Soweit der Antragsgegner im Übrigen der Auffassung ist, die vom Amtsgericht zugrunde gelegte Entscheidung des OLG Frankfurt (FamRZ 2017, 289) könne für den hiesigen Fall nicht herangezogen werden, da in der genannten Entscheidung die Kindesmutter über eigenes Einkommen oberhalb der Selbstbehaltsgrenze verfügt habe, die Antragstellerin dagegen nur ein Einkommen weit unterhalb der Selbstbehaltsgrenze erziele, kommt es darauf nicht an. Das OLG Frankfurt hat grundsätzliche Erwägungen zu § 1628 BGB und der Bestellung eines Ergänzungspflegers (und zur Entscheidung über das Ob der Einleitung eines Unterhaltsverfahrens) angestellt, denen sich das Amtsgericht angeschlossen hat. Die tatsächlichen Einkommensverhältnisse ober- oder unterhalb von Selbstbehalten spielten bei der grundsätzlichen Fragen der Vertretungsbefugnis keine Rolle.
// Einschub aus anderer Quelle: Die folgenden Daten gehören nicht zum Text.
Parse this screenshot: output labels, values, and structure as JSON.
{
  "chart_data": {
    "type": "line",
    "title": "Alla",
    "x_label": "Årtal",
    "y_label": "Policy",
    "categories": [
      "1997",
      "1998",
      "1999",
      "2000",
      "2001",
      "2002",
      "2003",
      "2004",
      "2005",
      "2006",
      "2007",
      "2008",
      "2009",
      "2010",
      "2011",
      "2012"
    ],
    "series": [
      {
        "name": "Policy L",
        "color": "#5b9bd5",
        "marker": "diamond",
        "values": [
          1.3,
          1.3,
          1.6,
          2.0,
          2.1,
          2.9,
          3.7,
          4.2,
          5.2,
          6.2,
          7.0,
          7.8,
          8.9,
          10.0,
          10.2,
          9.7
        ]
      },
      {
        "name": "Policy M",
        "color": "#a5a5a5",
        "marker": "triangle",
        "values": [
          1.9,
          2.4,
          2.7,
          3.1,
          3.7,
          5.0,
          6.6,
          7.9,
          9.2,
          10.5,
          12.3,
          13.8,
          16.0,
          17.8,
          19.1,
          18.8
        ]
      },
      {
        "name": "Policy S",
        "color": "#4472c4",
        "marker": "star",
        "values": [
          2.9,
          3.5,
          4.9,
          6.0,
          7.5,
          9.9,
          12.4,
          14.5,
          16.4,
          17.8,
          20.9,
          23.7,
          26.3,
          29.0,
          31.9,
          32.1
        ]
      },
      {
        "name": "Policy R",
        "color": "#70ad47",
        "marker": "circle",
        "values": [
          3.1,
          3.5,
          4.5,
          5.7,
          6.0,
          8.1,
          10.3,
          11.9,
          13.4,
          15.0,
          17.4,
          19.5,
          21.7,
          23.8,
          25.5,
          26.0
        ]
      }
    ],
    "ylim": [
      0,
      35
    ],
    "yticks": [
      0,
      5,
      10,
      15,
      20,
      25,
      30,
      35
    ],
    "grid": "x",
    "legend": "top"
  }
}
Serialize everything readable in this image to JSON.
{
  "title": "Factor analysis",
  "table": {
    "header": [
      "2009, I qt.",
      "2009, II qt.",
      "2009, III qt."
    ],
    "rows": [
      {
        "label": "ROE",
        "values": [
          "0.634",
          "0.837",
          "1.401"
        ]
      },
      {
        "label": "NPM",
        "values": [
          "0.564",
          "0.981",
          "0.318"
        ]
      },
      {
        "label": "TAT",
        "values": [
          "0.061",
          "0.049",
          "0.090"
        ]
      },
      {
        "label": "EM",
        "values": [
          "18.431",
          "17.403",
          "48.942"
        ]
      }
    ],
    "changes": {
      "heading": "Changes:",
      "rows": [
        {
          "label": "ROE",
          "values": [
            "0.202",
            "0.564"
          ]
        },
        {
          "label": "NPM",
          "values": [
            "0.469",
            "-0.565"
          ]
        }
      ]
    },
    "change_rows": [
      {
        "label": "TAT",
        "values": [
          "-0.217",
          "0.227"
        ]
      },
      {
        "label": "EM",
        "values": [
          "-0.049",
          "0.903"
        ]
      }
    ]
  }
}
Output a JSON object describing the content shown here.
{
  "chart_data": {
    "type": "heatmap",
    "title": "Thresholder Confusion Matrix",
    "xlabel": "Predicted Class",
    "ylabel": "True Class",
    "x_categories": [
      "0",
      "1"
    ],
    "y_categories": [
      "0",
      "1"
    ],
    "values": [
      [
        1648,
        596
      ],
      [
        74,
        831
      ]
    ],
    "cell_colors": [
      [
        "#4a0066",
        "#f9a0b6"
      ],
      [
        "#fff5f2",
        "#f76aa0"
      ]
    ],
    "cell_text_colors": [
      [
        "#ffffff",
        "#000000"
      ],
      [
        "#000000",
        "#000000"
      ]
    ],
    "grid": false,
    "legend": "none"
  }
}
Schließlich greifen keine sonstigen Bedenken, die Geltendmachung von Barunterhalt für die gemeinsamen Kinder auf die Kindesmutter zu übertragen. Soweit der Antragsgegner in diesem Zusammenhang vorträgt, die Antragstellerin würde eindeutig gegen eigene unterhaltsrechtliche Erwerbsobliegenheiten verstoßen und sei daher als gesetzliche Vertreterin der Kinder nicht geeignet, so ist der mögliche Verstoß gegen Erwerbsobliegenheiten zwar relevant, aber erst im Rahmen des folgenden Unterhaltsverfahrens konkret zu klären. Dabei kann das Amtsgericht im Unterhaltsverfahren den Kindesinteressen entgegenstehenden Interessen der Antragstellerin ausreichend durch Berücksichtigung ihrer Substantiierungs- und Darlegungslast Rechnung tragen. Sollte die Antragstellerin zu ihrem Erwerb bzw. Erwerbseinkommen nicht hinreichend vortragen, kann bei der Berechnung des Barunterhaltes auch ein fiktives Einkommen auf ihrer Seite zugrunde gelegt werden.
Ob angesichts des unstreitig leistungsfähigeren Kindesvaters tatsächlich eine zusätzliche Barunterhaltsleistung in Betracht kommt, ist allein in dem Unterhaltsverfahren zu klären.
II.
Die Kostenentscheidung beruht auf § 84 FamFG.
Die Voraussetzungen gemäß § 70 FamFG für die Zulassung der Rechtsbeschwerde liegen nicht vor.
Die Festsetzung des Verfahrenswertes beruht auf § 45 Abs. 1 Nr. 1 FamGKG. Für eine Herabsetzung des Wertes nach § 45 Abs. 3 FamGKG besteht kein Anlass.